Traditionally, continuing dental education programs have focused on slide and lecture presentations offered over one or two days by recognized experts in the field. The theory behind this conventional model of learning would appear to be the notion that knowledge of a technique or treatment is created through visual and verbal description, and further, that ideal dentistry is nothing more than an assemblage of these techniques and treatments. Few conventional continuing education programs have offered a coherent and comprehensive approach to post-university learning.
While a great deal can be learned from the experts, traditional theories of continuing education utterly fail to appreciate the necessity of (1) understanding the “big picture” into which a technique fits; and (2) “hands-on” experience incorporating the technique into a specific treatment plan, with a given set of real world parameters. How many dentists have attended lectures or courses intended to convey knowledge of “state-of-the-art” techniques, yet remain unable or unwilling to utilize these new treatments? These dentists have been denied both a complete comprehension of the specific technique they had hoped to learn, and an understanding of the larger context into which that technique is placed. In the process, they have forfeited not only a good deal of their money, but also what is rapidly becoming the most precious commodity of all—their time.
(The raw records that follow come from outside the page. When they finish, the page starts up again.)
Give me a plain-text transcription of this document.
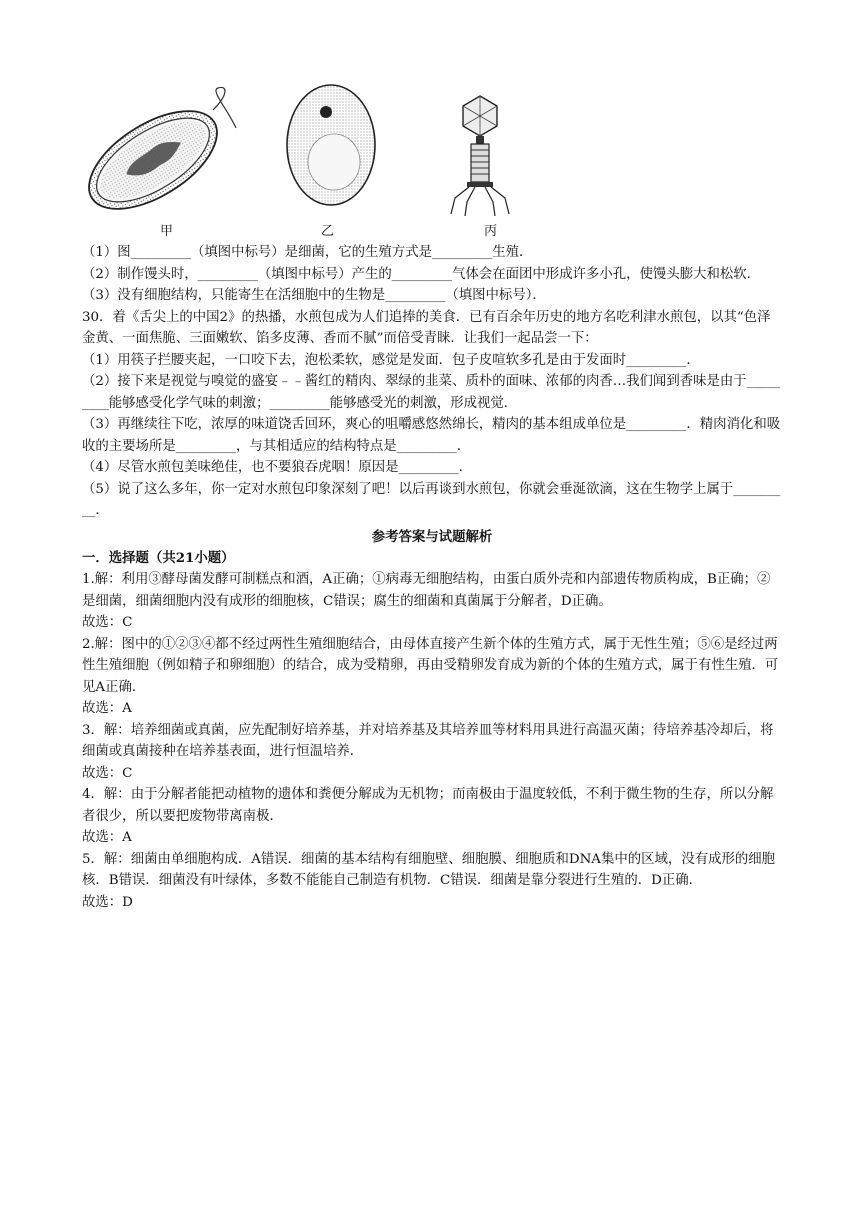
甲	乙	丙

（1）图_________（填图中标号）是细菌，它的生殖方式是_________生殖．

（2）制作馒头时，_________（填图中标号）产生的_________气体会在面团中形成许多小孔，使馒头膨大和松软．

（3）没有细胞结构，只能寄生在活细胞中的生物是_________（填图中标号）．

30．着《舌尖上的中国2》的热播，水煎包成为人们追捧的美食．已有百余年历史的地方名吃利津水煎包，以其“色泽金黄、一面焦脆、三面嫩软、馅多皮薄、香而不腻”而倍受青睐．让我们一起品尝一下：

（1）用筷子拦腰夹起，一口咬下去，泡松柔软，感觉是发面．包子皮喧软多孔是由于发面时_________．

（2）接下来是视觉与嗅觉的盛宴﹣﹣酱红的精肉、翠绿的韭菜、质朴的面味、浓郁的肉香…我们闻到香味是由于_________能够感受化学气味的刺激；_________能够感受光的刺激，形成视觉．

（3）再继续往下吃，浓厚的味道饶舌回环，爽心的咀嚼感悠然绵长，精肉的基本组成单位是_________．精肉消化和吸收的主要场所是_________，与其相适应的结构特点是_________．

（4）尽管水煎包美味绝佳，也不要狼吞虎咽！原因是_________．

（5）说了这么多年，你一定对水煎包印象深刻了吧！以后再谈到水煎包，你就会垂涎欲滴，这在生物学上属于_________．

参考答案与试题解析

一．选择题（共21小题）

1.解：利用③酵母菌发酵可制糕点和酒，A正确；①病毒无细胞结构，由蛋白质外壳和内部遗传物质构成，B正确；②是细菌，细菌细胞内没有成形的细胞核，C错误；腐生的细菌和真菌属于分解者，D正确。

故选：C

2.解：图中的①②③④都不经过两性生殖细胞结合，由母体直接产生新个体的生殖方式，属于无性生殖；⑤⑥是经过两性生殖细胞（例如精子和卵细胞）的结合，成为受精卵，再由受精卵发育成为新的个体的生殖方式，属于有性生殖．可见A正确．

故选：A

3．解：培养细菌或真菌，应先配制好培养基，并对培养基及其培养皿等材料用具进行高温灭菌；待培养基冷却后，将细菌或真菌接种在培养基表面，进行恒温培养．

故选：C

4．解：由于分解者能把动植物的遗体和粪便分解成为无机物；而南极由于温度较低，不利于微生物的生存，所以分解者很少，所以要把废物带离南极．

故选：A

5．解：细菌由单细胞构成．A错误．细菌的基本结构有细胞壁、细胞膜、细胞质和DNA集中的区域，没有成形的细胞核．B错误．细菌没有叶绿体，多数不能能自己制造有机物．C错误．细菌是靠分裂进行生殖的．D正确．

故选：D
Three major principles are the core of Seattle Study Club. The first is the philosophy that neither ideal learning nor ideal dentistry can be attained by a random exposure to various techniques and treatment modalities, even if those techniques, taken individually, represent “state-of-the-art” treatment. Rather, the highest and most beneficial knowledge and treatment results from total case management – an appreciation of the “big picture” and a true understanding of the role any given technique or treatment plays in that picture.
The second principle is the self-evident proposition that we learn more by participation and clinical interaction than by observation. As the goal of the study club is to improve treatment planning skills and familiarize members with the most effective techniques and technology, the opportunity to test one’s knowledge and understanding of the science remains central to the learning process. Perhaps the most radical and exciting aspect of the Seattle Study Club concept is its emphasis on participation-based learning. Through hands-on experience in clinical sessions, club members enhance their treatment planning skills and learn how to bring an “expert’s” touch to the type of cases they treat every day.
The third principle is the idea that learning with and from one’s peers in a structured and supportive environment is the most effective way to master the challenges posed by the dental profession. The study club provides a forum for the “University Without Walls” – a well-organized continuing education program, with a comprehensive curriculum incorporating all aspects of clinical, didactic, and academic learning.